The lecture is free and open to the public and will be presented at DRI in Reno, at 4 p.m., Tuesday, March 28, and at DRI in Las Vegas at 4 p.m., Thursday, March 30.
Exotic plant and animal species, Mooney says, are being transported from their natural ecosystems to new locations that are unprepared for the onslaught. The recent arrival of African honey bees in the Las Vegas Valley are a prominent example of an invasive species.
Other examples include fast-spreading plants taking over wetlands in the Southeastern United States, invading marine species in the Great Lakes, coastal waterways and inland river systems in the United States, and inedible, quick-burning cheatgrass replacing the sagebrush ecosystem across the Great Basin.

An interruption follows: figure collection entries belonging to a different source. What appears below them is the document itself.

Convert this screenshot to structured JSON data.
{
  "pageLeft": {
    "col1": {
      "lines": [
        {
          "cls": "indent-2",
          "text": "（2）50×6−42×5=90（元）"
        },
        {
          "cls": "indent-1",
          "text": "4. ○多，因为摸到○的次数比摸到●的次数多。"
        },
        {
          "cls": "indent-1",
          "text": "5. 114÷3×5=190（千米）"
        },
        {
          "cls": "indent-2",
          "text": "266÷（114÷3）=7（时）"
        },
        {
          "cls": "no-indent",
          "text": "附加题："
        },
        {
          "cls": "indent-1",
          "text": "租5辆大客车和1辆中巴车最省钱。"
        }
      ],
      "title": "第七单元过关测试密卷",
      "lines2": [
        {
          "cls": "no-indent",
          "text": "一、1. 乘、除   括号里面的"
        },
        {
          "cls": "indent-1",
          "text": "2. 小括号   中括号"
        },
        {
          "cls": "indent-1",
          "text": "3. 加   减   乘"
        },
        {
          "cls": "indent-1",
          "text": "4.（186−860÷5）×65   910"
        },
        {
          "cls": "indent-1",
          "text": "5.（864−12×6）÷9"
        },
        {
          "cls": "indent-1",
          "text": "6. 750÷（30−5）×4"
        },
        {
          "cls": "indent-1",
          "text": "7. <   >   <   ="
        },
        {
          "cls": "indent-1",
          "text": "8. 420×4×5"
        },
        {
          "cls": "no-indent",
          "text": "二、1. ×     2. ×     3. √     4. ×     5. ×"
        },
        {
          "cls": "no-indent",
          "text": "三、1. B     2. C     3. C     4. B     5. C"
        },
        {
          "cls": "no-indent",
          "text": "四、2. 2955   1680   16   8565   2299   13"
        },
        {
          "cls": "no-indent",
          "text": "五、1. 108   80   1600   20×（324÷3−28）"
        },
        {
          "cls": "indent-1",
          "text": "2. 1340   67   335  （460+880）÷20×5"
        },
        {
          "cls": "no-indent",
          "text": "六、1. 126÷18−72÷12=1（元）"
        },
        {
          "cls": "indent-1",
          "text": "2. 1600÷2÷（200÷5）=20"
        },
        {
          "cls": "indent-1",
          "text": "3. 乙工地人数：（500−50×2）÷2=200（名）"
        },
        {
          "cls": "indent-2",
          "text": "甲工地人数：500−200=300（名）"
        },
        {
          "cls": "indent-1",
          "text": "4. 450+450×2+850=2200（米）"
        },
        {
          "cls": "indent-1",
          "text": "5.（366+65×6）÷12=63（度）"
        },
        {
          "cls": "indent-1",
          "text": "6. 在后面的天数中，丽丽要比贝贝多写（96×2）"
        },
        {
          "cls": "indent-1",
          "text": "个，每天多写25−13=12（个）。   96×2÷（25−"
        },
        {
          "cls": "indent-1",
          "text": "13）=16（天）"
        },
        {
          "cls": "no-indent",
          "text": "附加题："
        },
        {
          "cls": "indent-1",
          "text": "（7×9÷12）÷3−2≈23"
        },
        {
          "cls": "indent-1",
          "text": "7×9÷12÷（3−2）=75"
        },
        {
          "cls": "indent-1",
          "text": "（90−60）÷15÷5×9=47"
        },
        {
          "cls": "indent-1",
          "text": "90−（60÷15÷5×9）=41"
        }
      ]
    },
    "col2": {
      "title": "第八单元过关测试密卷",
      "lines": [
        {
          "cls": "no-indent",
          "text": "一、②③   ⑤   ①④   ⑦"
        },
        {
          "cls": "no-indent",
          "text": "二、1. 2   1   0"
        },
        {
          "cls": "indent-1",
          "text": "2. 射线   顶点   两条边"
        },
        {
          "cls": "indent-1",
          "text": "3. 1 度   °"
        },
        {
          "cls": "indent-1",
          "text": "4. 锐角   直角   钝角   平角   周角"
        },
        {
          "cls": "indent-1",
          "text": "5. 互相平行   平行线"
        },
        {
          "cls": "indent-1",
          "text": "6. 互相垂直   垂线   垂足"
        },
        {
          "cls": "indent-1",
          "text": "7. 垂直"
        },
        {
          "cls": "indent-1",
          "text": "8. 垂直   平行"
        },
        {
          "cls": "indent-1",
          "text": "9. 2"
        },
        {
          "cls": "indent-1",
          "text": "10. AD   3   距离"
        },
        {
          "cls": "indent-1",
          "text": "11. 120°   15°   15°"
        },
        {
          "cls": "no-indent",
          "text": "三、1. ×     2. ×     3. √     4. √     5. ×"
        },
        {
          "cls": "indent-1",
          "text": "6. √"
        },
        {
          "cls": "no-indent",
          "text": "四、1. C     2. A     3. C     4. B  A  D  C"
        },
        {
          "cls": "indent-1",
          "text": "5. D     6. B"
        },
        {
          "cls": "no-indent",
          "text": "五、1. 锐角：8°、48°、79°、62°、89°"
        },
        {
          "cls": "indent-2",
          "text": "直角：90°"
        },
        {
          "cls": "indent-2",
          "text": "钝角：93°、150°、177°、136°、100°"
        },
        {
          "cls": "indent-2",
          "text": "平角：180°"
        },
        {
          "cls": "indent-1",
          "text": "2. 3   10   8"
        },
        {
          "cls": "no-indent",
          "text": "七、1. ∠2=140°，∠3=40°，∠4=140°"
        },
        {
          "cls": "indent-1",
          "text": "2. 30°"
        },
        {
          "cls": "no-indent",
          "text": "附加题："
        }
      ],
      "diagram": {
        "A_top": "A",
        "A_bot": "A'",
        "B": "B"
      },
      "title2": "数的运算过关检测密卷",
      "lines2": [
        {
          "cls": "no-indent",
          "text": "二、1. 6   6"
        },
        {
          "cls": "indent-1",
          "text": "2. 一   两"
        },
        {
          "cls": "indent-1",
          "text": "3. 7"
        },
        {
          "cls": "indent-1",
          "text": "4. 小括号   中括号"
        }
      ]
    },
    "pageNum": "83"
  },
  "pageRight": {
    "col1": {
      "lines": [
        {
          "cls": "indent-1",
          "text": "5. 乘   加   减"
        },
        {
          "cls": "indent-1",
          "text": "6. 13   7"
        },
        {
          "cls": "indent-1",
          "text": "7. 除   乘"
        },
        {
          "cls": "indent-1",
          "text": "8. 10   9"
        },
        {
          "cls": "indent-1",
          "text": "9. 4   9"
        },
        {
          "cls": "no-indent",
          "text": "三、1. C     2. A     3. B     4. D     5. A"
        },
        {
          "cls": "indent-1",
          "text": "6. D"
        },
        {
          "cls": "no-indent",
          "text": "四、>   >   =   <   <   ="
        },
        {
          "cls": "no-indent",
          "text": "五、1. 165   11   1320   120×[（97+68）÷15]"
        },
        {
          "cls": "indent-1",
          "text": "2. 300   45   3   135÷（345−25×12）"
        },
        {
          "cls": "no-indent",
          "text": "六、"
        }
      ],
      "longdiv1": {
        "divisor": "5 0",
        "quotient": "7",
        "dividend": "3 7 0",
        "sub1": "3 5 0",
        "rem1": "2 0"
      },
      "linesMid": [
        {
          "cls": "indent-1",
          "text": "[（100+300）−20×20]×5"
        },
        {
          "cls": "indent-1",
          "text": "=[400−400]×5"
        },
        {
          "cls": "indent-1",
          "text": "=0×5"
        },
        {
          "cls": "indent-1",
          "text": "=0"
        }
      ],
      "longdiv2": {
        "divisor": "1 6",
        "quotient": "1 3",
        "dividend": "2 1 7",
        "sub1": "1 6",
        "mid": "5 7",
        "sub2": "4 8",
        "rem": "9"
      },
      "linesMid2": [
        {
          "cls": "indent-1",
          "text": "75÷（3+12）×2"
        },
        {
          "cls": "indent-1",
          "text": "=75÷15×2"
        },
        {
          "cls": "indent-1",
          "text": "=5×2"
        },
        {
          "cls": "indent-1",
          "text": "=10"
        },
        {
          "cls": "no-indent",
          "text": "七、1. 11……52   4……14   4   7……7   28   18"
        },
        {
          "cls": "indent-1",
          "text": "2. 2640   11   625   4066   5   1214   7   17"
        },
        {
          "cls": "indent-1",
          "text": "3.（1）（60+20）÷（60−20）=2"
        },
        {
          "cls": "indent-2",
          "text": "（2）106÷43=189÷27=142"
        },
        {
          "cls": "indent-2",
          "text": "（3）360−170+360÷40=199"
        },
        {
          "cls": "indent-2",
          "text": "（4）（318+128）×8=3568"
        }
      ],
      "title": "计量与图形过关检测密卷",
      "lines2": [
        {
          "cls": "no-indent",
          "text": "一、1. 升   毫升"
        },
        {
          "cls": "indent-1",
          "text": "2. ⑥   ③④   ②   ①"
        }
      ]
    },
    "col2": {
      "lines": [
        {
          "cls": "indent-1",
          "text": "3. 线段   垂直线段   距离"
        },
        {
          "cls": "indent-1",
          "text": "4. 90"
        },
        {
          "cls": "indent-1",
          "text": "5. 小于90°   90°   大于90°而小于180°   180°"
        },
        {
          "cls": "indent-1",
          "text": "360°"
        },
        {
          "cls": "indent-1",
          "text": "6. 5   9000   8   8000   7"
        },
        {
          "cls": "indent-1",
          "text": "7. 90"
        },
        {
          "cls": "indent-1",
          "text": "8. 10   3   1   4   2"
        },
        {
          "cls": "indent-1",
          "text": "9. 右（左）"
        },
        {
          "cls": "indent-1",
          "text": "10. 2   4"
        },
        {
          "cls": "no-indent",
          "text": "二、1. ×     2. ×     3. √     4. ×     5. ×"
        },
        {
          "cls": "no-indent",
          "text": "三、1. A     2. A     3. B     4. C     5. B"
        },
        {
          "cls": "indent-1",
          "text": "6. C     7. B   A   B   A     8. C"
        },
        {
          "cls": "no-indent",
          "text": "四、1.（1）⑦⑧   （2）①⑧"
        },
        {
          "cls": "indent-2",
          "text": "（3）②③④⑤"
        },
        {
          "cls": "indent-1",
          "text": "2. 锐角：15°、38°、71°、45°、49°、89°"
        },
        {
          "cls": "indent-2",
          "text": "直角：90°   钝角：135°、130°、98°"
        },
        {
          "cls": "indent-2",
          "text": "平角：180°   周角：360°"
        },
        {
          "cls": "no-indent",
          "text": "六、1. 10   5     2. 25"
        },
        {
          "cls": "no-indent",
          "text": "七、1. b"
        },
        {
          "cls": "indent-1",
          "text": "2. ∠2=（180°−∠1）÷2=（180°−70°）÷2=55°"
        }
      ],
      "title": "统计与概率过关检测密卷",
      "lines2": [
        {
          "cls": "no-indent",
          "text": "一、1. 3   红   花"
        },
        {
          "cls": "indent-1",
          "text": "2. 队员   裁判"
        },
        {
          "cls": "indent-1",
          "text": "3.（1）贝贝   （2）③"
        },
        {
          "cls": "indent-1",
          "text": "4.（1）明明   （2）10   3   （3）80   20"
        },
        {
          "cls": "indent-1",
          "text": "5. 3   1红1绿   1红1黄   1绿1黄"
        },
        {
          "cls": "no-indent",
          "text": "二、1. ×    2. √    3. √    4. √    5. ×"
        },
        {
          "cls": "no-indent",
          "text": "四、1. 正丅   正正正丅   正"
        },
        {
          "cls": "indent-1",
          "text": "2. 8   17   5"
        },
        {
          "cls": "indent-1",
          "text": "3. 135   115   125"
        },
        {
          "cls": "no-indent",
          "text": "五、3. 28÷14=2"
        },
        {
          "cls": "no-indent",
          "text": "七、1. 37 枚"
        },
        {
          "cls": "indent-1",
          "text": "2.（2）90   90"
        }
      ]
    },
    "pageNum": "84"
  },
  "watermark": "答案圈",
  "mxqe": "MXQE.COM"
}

Mooney, who is heading up a global effort to deal with the problem of invasive species, will receive the 2000 Nevada Medal from Gov. Kenny Guinn at award dinners in Reno and Las Vegas following the Nevada Medal Lectures. The pure silver medallion and $10,000 prize, sponsored by Nevada Bell, are presented annually by DRI to a national leader in science or engineering.
A member of the National Academy of Sciences, and former president of the Ecological Society of America, Mooney is a world renowned ecologist who pioneered important modern approaches in research on how plants response to their environment. He is credited with developing research frameworks that have brought together scientists from many disciplines to work on global problems.